Leading investor group toughens stance on new upstream oil and gas projects
LONDON, March 29 (Reuters) - The Net Zero Asset Owner Alliance (NZAOA) said on Wednesday it expects members to make no new direct investments in upstream oil and gas infrastructure projects for new fields, as part of efforts to rein in global warming.
The group, whose members control $11 trillion in assets, said the requirements are its most stringent yet and reflect a scientific consensus that plans to transition the global economy away from fossil fuels must accelerate.
The requirements form part of a position paper laying out expectations for members, companies, investors and policymakers on everything from stewardship to carbon pricing, providing a roadmap for the global economy to wean itself off oil and gas.
The Alliance is also calling on companies in the oil and gas sector, as well companies that use the fuels, to set science-based targets to reduce their carbon emissions and to implement transition plans, as the world strives to limit global warming to no more than 1.5 degrees Celsius above pre-industrial levels.

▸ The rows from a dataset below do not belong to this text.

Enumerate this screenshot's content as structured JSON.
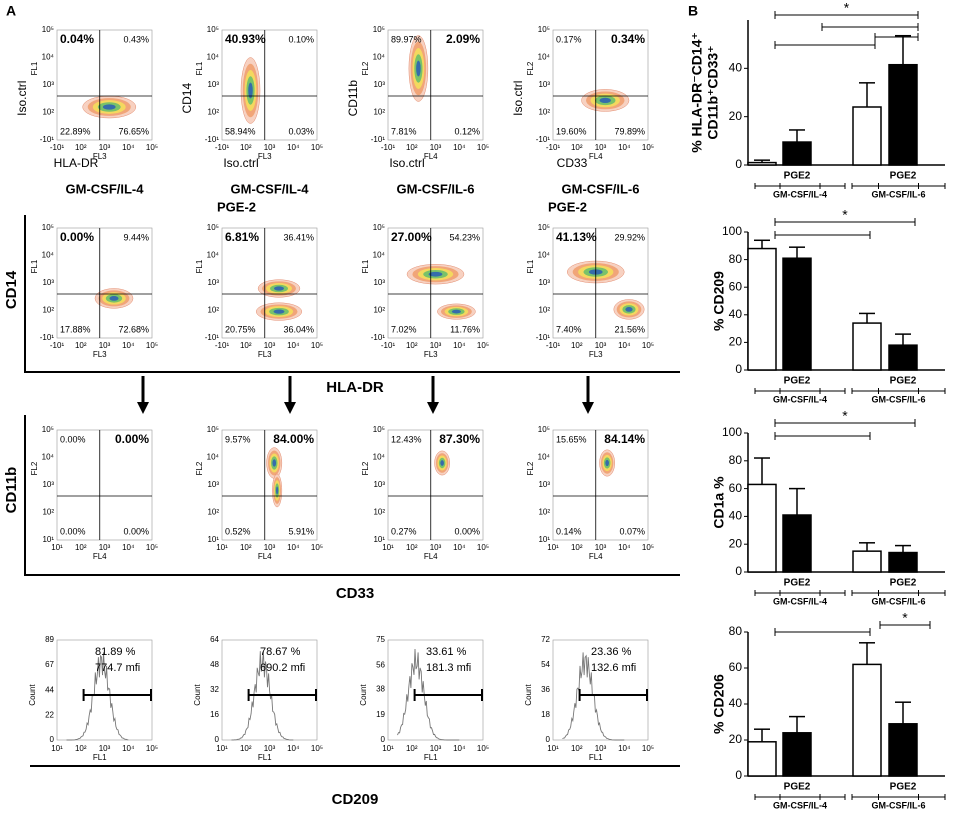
{
  "panel_labels": {
    "a": "A",
    "b": "B"
  },
  "panel_a": {
    "log_ticks_neg": [
      "-10¹",
      "10²",
      "10³",
      "10⁴",
      "10⁵"
    ],
    "log_ticks_pos": [
      "10¹",
      "10²",
      "10³",
      "10⁴",
      "10⁵"
    ],
    "row1": [
      {
        "tl": "0.04%",
        "tr": "0.43%",
        "bl": "22.89%",
        "br": "76.65%",
        "bold": "tl",
        "ylabel": "Iso.ctrl",
        "ysub": "FL1",
        "xlabel": "HLA-DR",
        "xsub": "FL3"
      },
      {
        "tl": "40.93%",
        "tr": "0.10%",
        "bl": "58.94%",
        "br": "0.03%",
        "bold": "tl",
        "ylabel": "CD14",
        "ysub": "FL1",
        "xlabel": "Iso.ctrl",
        "xsub": "FL3"
      },
      {
        "tl": "89.97%",
        "tr": "2.09%",
        "bl": "7.81%",
        "br": "0.12%",
        "bold": "tr",
        "ylabel": "CD11b",
        "ysub": "FL2",
        "xlabel": "Iso.ctrl",
        "xsub": "FL4"
      },
      {
        "tl": "0.17%",
        "tr": "0.34%",
        "bl": "19.60%",
        "br": "79.89%",
        "bold": "tr",
        "ylabel": "Iso.ctrl",
        "ysub": "FL2",
        "xlabel": "CD33",
        "xsub": "FL4"
      }
    ],
    "conditions": [
      [
        "GM-CSF/IL-4"
      ],
      [
        "GM-CSF/IL-4",
        "PGE-2"
      ],
      [
        "GM-CSF/IL-6"
      ],
      [
        "GM-CSF/IL-6",
        "PGE-2"
      ]
    ],
    "row2_label": "CD14",
    "row2_bottom": "HLA-DR",
    "row2": [
      {
        "tl": "0.00%",
        "tr": "9.44%",
        "bl": "17.88%",
        "br": "72.68%",
        "bold": "tl",
        "ysub": "FL1",
        "xsub": "FL3"
      },
      {
        "tl": "6.81%",
        "tr": "36.41%",
        "bl": "20.75%",
        "br": "36.04%",
        "bold": "tl",
        "ysub": "FL1",
        "xsub": "FL3"
      },
      {
        "tl": "27.00%",
        "tr": "54.23%",
        "bl": "7.02%",
        "br": "11.76%",
        "bold": "tl",
        "ysub": "FL1",
        "xsub": "FL3"
      },
      {
        "tl": "41.13%",
        "tr": "29.92%",
        "bl": "7.40%",
        "br": "21.56%",
        "bold": "tl",
        "ysub": "FL1",
        "xsub": "FL3"
      }
    ],
    "row3_label": "CD11b",
    "row3_bottom": "CD33",
    "row3": [
      {
        "tl": "0.00%",
        "tr": "0.00%",
        "bl": "0.00%",
        "br": "0.00%",
        "bold": "tr",
        "ysub": "FL2",
        "xsub": "FL4"
      },
      {
        "tl": "9.57%",
        "tr": "84.00%",
        "bl": "0.52%",
        "br": "5.91%",
        "bold": "tr",
        "ysub": "FL2",
        "xsub": "FL4"
      },
      {
        "tl": "12.43%",
        "tr": "87.30%",
        "bl": "0.27%",
        "br": "0.00%",
        "bold": "tr",
        "ysub": "FL2",
        "xsub": "FL4"
      },
      {
        "tl": "15.65%",
        "tr": "84.14%",
        "bl": "0.14%",
        "br": "0.07%",
        "bold": "tr",
        "ysub": "FL2",
        "xsub": "FL4"
      }
    ],
    "row4_bottom": "CD209",
    "histograms": [
      {
        "yticks": [
          0,
          22,
          44,
          67,
          89
        ],
        "percent": "81.89 %",
        "mfi": "774.7 mfi",
        "ylabel": "Count",
        "xsub": "FL1"
      },
      {
        "yticks": [
          0,
          16,
          32,
          48,
          64
        ],
        "percent": "78.67 %",
        "mfi": "690.2 mfi",
        "ylabel": "Count",
        "xsub": "FL1"
      },
      {
        "yticks": [
          0,
          19,
          38,
          56,
          75
        ],
        "percent": "33.61 %",
        "mfi": "181.3 mfi",
        "ylabel": "Count",
        "xsub": "FL1"
      },
      {
        "yticks": [
          0,
          18,
          36,
          54,
          72
        ],
        "percent": "23.36 %",
        "mfi": "132.6 mfi",
        "ylabel": "Count",
        "xsub": "FL1"
      }
    ]
  },
  "chart_data": [
    {
      "type": "bar",
      "ylabel": [
        "% HLA-DR⁻CD14⁺",
        "CD11b⁺CD33⁺"
      ],
      "categories": [
        null,
        "PGE2",
        null,
        "PGE2"
      ],
      "groups": [
        "GM-CSF/IL-4",
        "GM-CSF/IL-6"
      ],
      "values": [
        1,
        9.5,
        24,
        41.5
      ],
      "errors": [
        1,
        5,
        10,
        12
      ],
      "colors": [
        "#ffffff",
        "#000000",
        "#ffffff",
        "#000000"
      ],
      "ylim": [
        0,
        60
      ],
      "yticks": [
        0,
        20,
        40
      ],
      "annotations": [
        "*"
      ]
    },
    {
      "type": "bar",
      "ylabel": [
        "% CD209"
      ],
      "categories": [
        null,
        "PGE2",
        null,
        "PGE2"
      ],
      "groups": [
        "GM-CSF/IL-4",
        "GM-CSF/IL-6"
      ],
      "values": [
        88,
        81,
        34,
        18
      ],
      "errors": [
        6,
        8,
        7,
        8
      ],
      "colors": [
        "#ffffff",
        "#000000",
        "#ffffff",
        "#000000"
      ],
      "ylim": [
        0,
        100
      ],
      "yticks": [
        0,
        20,
        40,
        60,
        80,
        100
      ],
      "annotations": [
        "*"
      ]
    },
    {
      "type": "bar",
      "ylabel": [
        "CD1a %"
      ],
      "categories": [
        null,
        "PGE2",
        null,
        "PGE2"
      ],
      "groups": [
        "GM-CSF/IL-4",
        "GM-CSF/IL-6"
      ],
      "values": [
        63,
        41,
        15,
        14
      ],
      "errors": [
        19,
        19,
        6,
        5
      ],
      "colors": [
        "#ffffff",
        "#000000",
        "#ffffff",
        "#000000"
      ],
      "ylim": [
        0,
        100
      ],
      "yticks": [
        0,
        20,
        40,
        60,
        80,
        100
      ],
      "annotations": [
        "*"
      ]
    },
    {
      "type": "bar",
      "ylabel": [
        "% CD206"
      ],
      "categories": [
        null,
        "PGE2",
        null,
        "PGE2"
      ],
      "groups": [
        "GM-CSF/IL-4",
        "GM-CSF/IL-6"
      ],
      "values": [
        19,
        24,
        62,
        29
      ],
      "errors": [
        7,
        9,
        12,
        12
      ],
      "colors": [
        "#ffffff",
        "#000000",
        "#ffffff",
        "#000000"
      ],
      "ylim": [
        0,
        80
      ],
      "yticks": [
        0,
        20,
        40,
        60,
        80
      ],
      "annotations": [
        "*"
      ]
    }
  ]
}
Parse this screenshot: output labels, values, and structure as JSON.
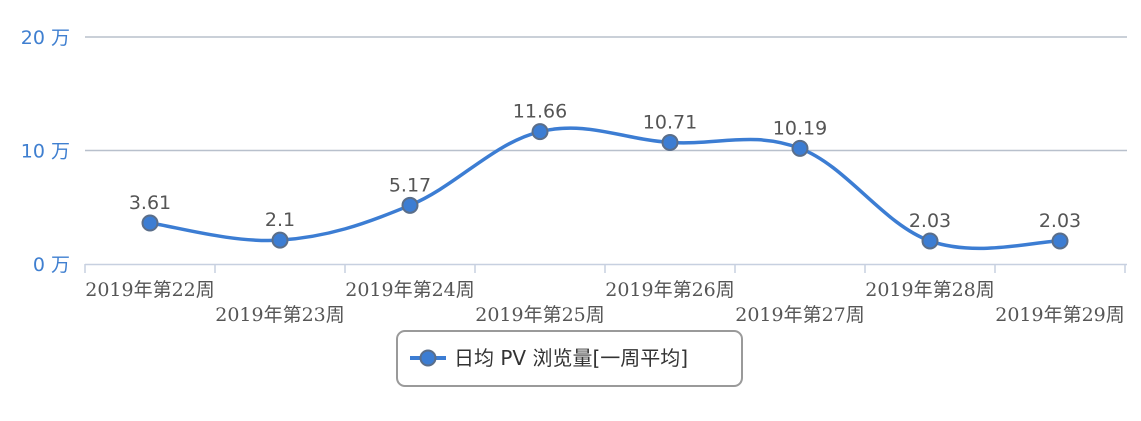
{
  "chart_data": {
    "type": "line",
    "categories": [
      "2019年第22周",
      "2019年第23周",
      "2019年第24周",
      "2019年第25周",
      "2019年第26周",
      "2019年第27周",
      "2019年第28周",
      "2019年第29周"
    ],
    "series": [
      {
        "name": "日均 PV 浏览量[一周平均]",
        "values": [
          3.61,
          2.1,
          5.17,
          11.66,
          10.71,
          10.19,
          2.03,
          2.03
        ],
        "color": "#3c7dd3"
      }
    ],
    "ylim": [
      0,
      20
    ],
    "yticks": [
      0,
      10,
      20
    ],
    "ytick_labels": [
      "0 万",
      "10 万",
      "20 万"
    ],
    "data_labels": [
      "3.61",
      "2.1",
      "5.17",
      "11.66",
      "10.71",
      "10.19",
      "2.03",
      "2.03"
    ],
    "grid": true,
    "legend": "bottom-center",
    "colors": {
      "line": "#3c7dd3",
      "marker_stroke": "#5a6e8a",
      "ytick": "#3f7fd0",
      "grid": "#b8c0cc"
    }
  }
}
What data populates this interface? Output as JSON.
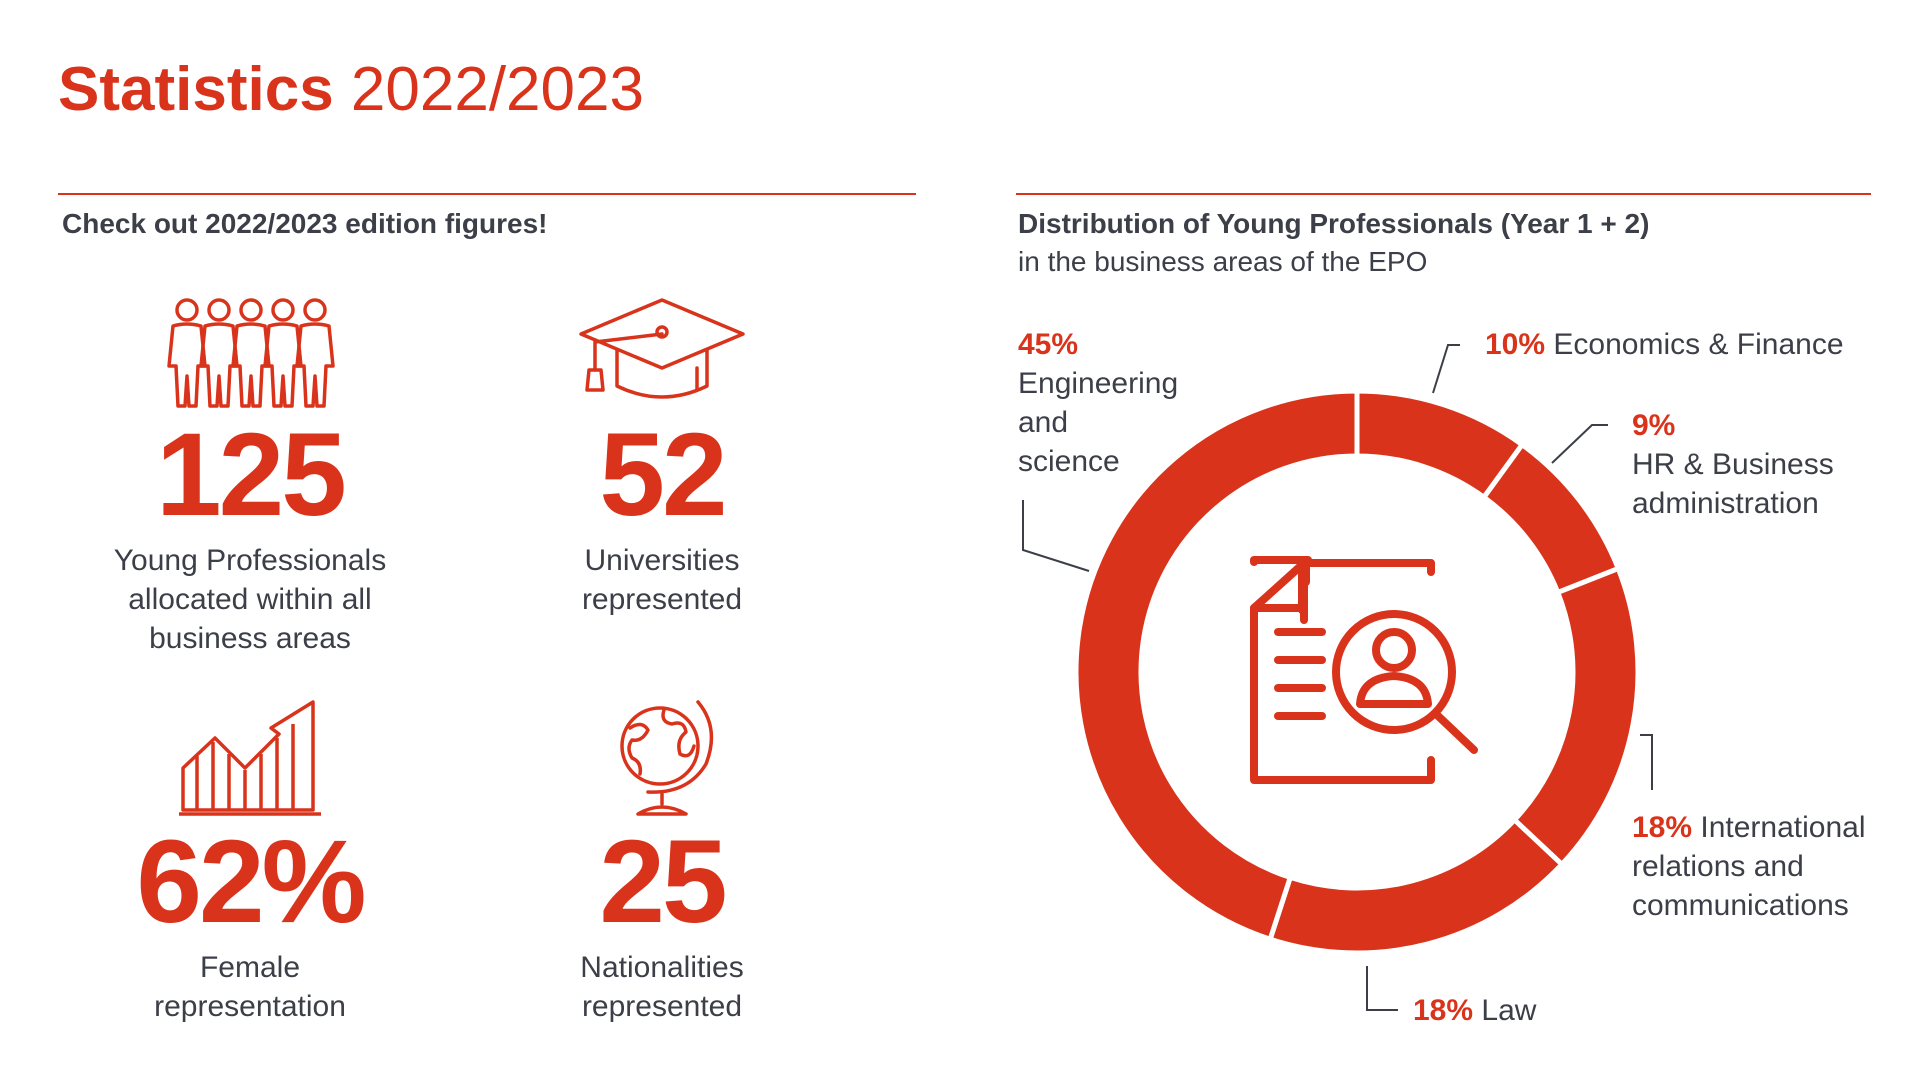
{
  "title": {
    "bold": "Statistics",
    "rest": "2022/2023"
  },
  "left_heading": "Check out 2022/2023 edition figures!",
  "stats": [
    {
      "value": "125",
      "label_lines": [
        "Young Professionals",
        "allocated within all",
        "business areas"
      ],
      "icon": "people-group-icon"
    },
    {
      "value": "52",
      "label_lines": [
        "Universities",
        "represented"
      ],
      "icon": "graduation-cap-icon"
    },
    {
      "value": "62%",
      "label_lines": [
        "Female",
        "representation"
      ],
      "icon": "growth-chart-icon"
    },
    {
      "value": "25",
      "label_lines": [
        "Nationalities",
        "represented"
      ],
      "icon": "globe-icon"
    }
  ],
  "chart_data": {
    "type": "pie",
    "style": "donut",
    "title": "Distribution of Young Professionals (Year 1 + 2)",
    "subtitle": "in the business areas of the EPO",
    "center_icon": "document-search-icon",
    "color": "#d9341b",
    "slices": [
      {
        "label": "Economics & Finance",
        "value": 10,
        "value_label": "10%",
        "label_lines": [
          "Economics & Finance"
        ]
      },
      {
        "label": "HR & Business administration",
        "value": 9,
        "value_label": "9%",
        "label_lines": [
          "HR & Business",
          "administration"
        ]
      },
      {
        "label": "International relations and communications",
        "value": 18,
        "value_label": "18%",
        "label_lines": [
          "International",
          "relations and",
          "communications"
        ]
      },
      {
        "label": "Law",
        "value": 18,
        "value_label": "18%",
        "label_lines": [
          "Law"
        ]
      },
      {
        "label": "Engineering and science",
        "value": 45,
        "value_label": "45%",
        "label_lines": [
          "Engineering",
          "and",
          "science"
        ]
      }
    ]
  }
}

The targets should cover not only a company's direct emissions, such as a diesel generator on an offshore platform, but also those related to its own energy use and those related to its customers' use of its products.
Despite that, climate-focused non-profit organisations including Reclaim Finance, Global Optimism and WWF said the guidelines were not ambitious enough.
"This position should have gone further in explicitly setting expectations for companies that are as clear as the expectations for investors... no investment in new oil and gas fields or other carbon-intensive infrastructure," said Christiana Figueres, founding partner of Global Optimism and a strategic advisor to the Alliance.
Reclaim Finance said there was no room for investment in new oil and gas fields in a 1.5 degree scenario and called the proposal "a giant leap backward".
The world's top oil and gas companies have so far set varying targets to reduce greenhouse gas emissions from their operations and the use of the products they sell.
"What the paper is really doing is not placing the blame on one stakeholder but pointing to the whole ecosystem and all the actors that need to be moving in parallel in order to raise ambition and get us on track for 1.5 degrees," said Patrick Peura, ESG engagement manager, Allianz Investment Management and co-lead of the Alliance engagement track.